Un peu de joie et de bonne humeur en ces temps moroses, ça ne peut pas faire de mal. Voici donc le retour d’un des meilleurs personnages de Sir Terry Pratchett, Mort revient dans Le faucheur.

Quelque part, quelques insignifiantes entités grises ont décidé que la Mort ne faisait pas bien son boulot, et devenait de ce fait mortel. Faut-il le rappeler ici ?« oui la Mort est un mâle, un mâle nécessaire ». Et comme le dit très bien la quatrième « il s’ensuit un chaos général tel qu’en provoque toujours la déficience d’un service public essentiel ».

Le mage Vindelle Pounze par exemple meurt, mais comme son esprit attend en vain notre héros, il réintègre le vieux corps, au grand désarroi de toute l’université. Des âmes en peine trainent partout, et loin de la Ville, un ouvrier agricole très très habile avec sa faux essaie de comprendre à quoi ressemble vivre dans une ferme et dans un village.

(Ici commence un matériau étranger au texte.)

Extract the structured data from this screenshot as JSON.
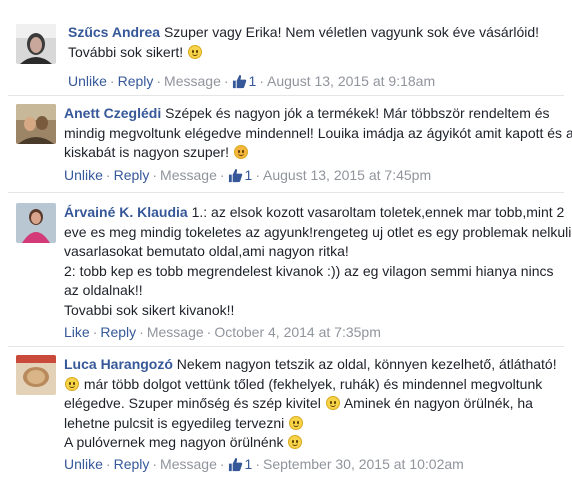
{
  "comments": [
    {
      "author": "Szűcs Andrea",
      "lines": [
        [
          "Szuper vagy Erika! Nem véletlen vagyunk sok éve vásárlóid!"
        ],
        [
          "További sok sikert! "
        ]
      ],
      "action_primary": "Unlike",
      "reply": "Reply",
      "message": "Message",
      "likes": "1",
      "date": "August 13, 2015 at 9:18am"
    },
    {
      "author": "Anett Czeglédi",
      "lines": [
        [
          "Szépek és nagyon jók a termékek! Már többször rendeltem és"
        ],
        [
          "mindig megvoltunk elégedve mindennel! Louika imádja az ágyikót amit kapott és a"
        ],
        [
          "kiskabát is nagyon szuper! "
        ]
      ],
      "action_primary": "Unlike",
      "reply": "Reply",
      "message": "Message",
      "likes": "1",
      "date": "August 13, 2015 at 7:45pm"
    },
    {
      "author": "Árvainé K. Klaudia",
      "lines": [
        [
          "1.: az elsok kozott vasaroltam toletek,ennek mar tobb,mint 2"
        ],
        [
          "eve es meg mindig tokeletes az agyunk!rengeteg uj otlet es egy problemak nelkuli"
        ],
        [
          "vasarlasokat bemutato oldal,ami nagyon ritka!"
        ],
        [
          "2: tobb kep es tobb megrendelest kivanok :)) az eg vilagon semmi hianya nincs"
        ],
        [
          "az oldalnak!!"
        ],
        [
          "Tovabbi sok sikert kivanok!!"
        ]
      ],
      "action_primary": "Like",
      "reply": "Reply",
      "message": "Message",
      "date": "October 4, 2014 at 7:35pm"
    },
    {
      "author": "Luca Harangozó",
      "lines": [
        [
          "Nekem nagyon tetszik az oldal, könnyen kezelhető, átlátható!"
        ],
        [
          "már több dolgot vettünk tőled (fekhelyek, ruhák) és mindennel megvoltunk"
        ],
        [
          "elégedve. Szuper minőség és szép kivitel ",
          " Aminek én nagyon örülnék, ha"
        ],
        [
          "lehetne pulcsit is egyedileg tervezni "
        ],
        [
          "A pulóvernek meg nagyon örülnénk "
        ]
      ],
      "action_primary": "Unlike",
      "reply": "Reply",
      "message": "Message",
      "likes": "1",
      "date": "September 30, 2015 at 10:02am"
    }
  ],
  "separator": "·",
  "colors": {
    "link": "#365899",
    "meta": "#90949c",
    "text": "#1d2129"
  },
  "icons": {
    "like": "thumbs-up-icon",
    "emoji": "smiley-icon"
  }
}
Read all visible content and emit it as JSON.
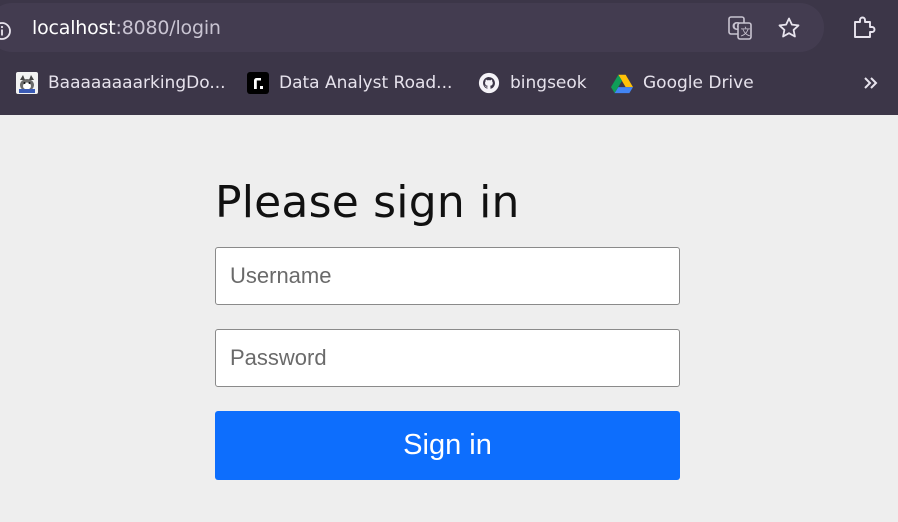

La mort est un des personnages les plus marquants de la série qui en compte pourtant un bon nombre. L’auteur a parfaitement réussi un mélange détonnant d’étrangeté et d’humanité. Il faut rappeler ici pour ceux qui ne connaitrait pas encore le génial Disque-Monde que la Mort est un brave type, qui se contente de venir chercher les défunts, essaie de faire son travail du mieux possible, mais ne comprend pas du tout, du fait de sa nature, ce qui nous anime, pauvres mortels. Le voir s’essayer à la conversation, ou au jeu de fléchettes dans le bar du village vaut son pesant de cacahouètes. Mais même s’il ne ressent pas, la Mort comprend vite, apprend à perdre, et surtout paie très rapidement sa première tournée !

Côté ville, l’accumulation de force vitale va chercher à créer un monstre, mais je vous laisse découvrir lequel. Sacré Terry Pratchett. Les mages sont égaux à eux-mêmes, ridicules, contents d’eux mais doutant quand même, très attachés à leurs repas. Image de l’université anglaise ? Image pour le moins d’une société très masculine, très blanche, pas très jeune, qui ne voit aucune raison de céder la moindre miette de son pouvoir, mais, et c’est l’effet Disque-Monde, un pouvoir ici très relatif. Et finalement, ils sont très humains et très attachants ces mages.

Bref, un excellent volume, avec de nombreux éclats de rire, et matière à réflexion, comme d’habitude.

Terry Pratchett / Le faucheur, (Reaper man, 1991), L’Atalante/La Dentelle du cygne (1998) traduit de l’anglais par Patrick Couton.